Dysbiosis may play a role in irritable bowel syndrome (IBS), hitherto an enigmatic disorder. We evaluated selected fecal microbes in IBS patients and healthy controls (HC). Fecal 16S rRNA copy number of selected bacteria was studied using qPCR in 47 patients with IBS (Rome III) and 30 HC. Of 47 patients, 20 had constipation (IBS-C), 20 diarrhea (IBS-D), and seven unclassified IBS (IBS-U). Relative difference in 16S rRNA copy number of Bifidobacterium (P = 0.042) was lower, while those of Ruminococcus productus-Clostridium coccoides (P = 0.016), Veillonella (P = 0.008), Bacteroides thetaiotamicron (P < 0.001), Pseudomonas aeruginosa (P < 0.001), and Gram-negative bacteria (GNB, P = 0.001) were higher among IBS patients than HC. Number of Lactobacillus (P = 0.002) was lower, while that of Bacteroides thetaiotamicron (P < 0.001) and segmented filamentous bacteria (SFB, P < 0.001) was higher among IBS-D than IBS-C. Numbers of Bacteroides thetaiotamicron (P < 0.001), P. aeruginosa (P < 0.001), and GNB (P < 0.01) were higher among IBS-C and IBS-D than HC. Quantity of SFB was higher among IBS-D (P = 0.011) and lower among IBS-C (P = 0.002) than HC. Number of Veillonella species was higher among IBS-C than HC (P = 0.002). P. aeruginosa was frequently detected among IBS than HC (46/47 [97.9 %] vs. 10/30 [33.3 %], P < 0.001).
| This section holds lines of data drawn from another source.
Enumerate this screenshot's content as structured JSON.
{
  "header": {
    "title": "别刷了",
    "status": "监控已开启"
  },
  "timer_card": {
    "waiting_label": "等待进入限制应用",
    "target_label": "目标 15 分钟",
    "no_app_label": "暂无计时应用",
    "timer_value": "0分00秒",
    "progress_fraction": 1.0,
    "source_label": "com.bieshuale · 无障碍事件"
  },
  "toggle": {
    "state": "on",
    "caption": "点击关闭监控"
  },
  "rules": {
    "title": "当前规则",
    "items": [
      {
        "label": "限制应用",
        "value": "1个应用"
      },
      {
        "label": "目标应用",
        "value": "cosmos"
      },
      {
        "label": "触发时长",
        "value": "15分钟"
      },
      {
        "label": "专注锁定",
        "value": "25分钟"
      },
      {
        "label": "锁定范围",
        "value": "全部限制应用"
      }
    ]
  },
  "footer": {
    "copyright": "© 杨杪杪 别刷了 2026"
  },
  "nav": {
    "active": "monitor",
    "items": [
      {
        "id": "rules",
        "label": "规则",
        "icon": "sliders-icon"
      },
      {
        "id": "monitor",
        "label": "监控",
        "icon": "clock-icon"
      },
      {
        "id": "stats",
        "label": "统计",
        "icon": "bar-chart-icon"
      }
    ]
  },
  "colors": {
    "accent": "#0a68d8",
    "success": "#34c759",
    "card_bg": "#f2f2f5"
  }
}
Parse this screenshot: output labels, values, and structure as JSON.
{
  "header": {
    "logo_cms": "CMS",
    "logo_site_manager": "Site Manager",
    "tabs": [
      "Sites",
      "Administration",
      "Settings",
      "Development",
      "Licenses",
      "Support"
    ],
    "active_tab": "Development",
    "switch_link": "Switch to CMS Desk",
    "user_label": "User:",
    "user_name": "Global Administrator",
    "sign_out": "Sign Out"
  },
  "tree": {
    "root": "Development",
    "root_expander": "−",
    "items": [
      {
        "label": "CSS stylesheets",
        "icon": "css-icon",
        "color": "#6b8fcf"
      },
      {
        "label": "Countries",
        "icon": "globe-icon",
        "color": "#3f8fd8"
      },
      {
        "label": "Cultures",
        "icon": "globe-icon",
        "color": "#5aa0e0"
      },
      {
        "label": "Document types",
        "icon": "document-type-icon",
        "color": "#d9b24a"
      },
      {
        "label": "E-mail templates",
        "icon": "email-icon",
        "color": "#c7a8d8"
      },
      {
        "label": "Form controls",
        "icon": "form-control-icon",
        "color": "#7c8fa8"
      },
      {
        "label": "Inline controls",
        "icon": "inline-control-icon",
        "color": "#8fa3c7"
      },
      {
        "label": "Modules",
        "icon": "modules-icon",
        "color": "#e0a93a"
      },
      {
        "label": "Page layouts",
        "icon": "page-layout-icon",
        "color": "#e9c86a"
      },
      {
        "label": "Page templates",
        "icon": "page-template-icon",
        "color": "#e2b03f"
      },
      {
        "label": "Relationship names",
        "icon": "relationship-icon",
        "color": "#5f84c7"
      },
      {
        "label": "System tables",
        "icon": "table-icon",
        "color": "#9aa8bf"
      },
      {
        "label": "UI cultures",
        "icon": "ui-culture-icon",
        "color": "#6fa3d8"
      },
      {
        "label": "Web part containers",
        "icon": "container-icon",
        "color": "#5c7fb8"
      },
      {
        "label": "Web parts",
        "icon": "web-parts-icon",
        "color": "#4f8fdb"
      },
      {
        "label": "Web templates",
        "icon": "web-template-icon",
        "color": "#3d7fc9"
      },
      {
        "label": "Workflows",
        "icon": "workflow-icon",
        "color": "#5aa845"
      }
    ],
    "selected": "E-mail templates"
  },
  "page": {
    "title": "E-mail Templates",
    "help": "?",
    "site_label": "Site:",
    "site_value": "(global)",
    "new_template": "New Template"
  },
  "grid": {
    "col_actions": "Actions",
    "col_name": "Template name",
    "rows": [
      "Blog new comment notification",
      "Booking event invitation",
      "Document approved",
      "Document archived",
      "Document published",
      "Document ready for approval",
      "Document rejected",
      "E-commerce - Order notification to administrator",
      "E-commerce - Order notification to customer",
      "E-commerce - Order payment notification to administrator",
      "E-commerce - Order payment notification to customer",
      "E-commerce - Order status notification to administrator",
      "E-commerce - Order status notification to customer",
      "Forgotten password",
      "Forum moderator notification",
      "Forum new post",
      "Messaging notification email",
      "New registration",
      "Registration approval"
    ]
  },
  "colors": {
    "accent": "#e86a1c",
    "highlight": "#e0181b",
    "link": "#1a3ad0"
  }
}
Abdominal distension (n = 34/47) was associated with higher number of Bacteroides thetaiotamicron, Clostridium coccoides, P. aeruginosa, SFB, and GNB; bloating (n = 22/47) was associated with Clostridium coccoides and GNB. Microbial flora was different among IBS than HC on principal component analysis. Fecal microbiota was different among IBS than HC, and different sub-types were associated with different microbiota. P. aeruginosa was more frequent and higher in number among IBS patients.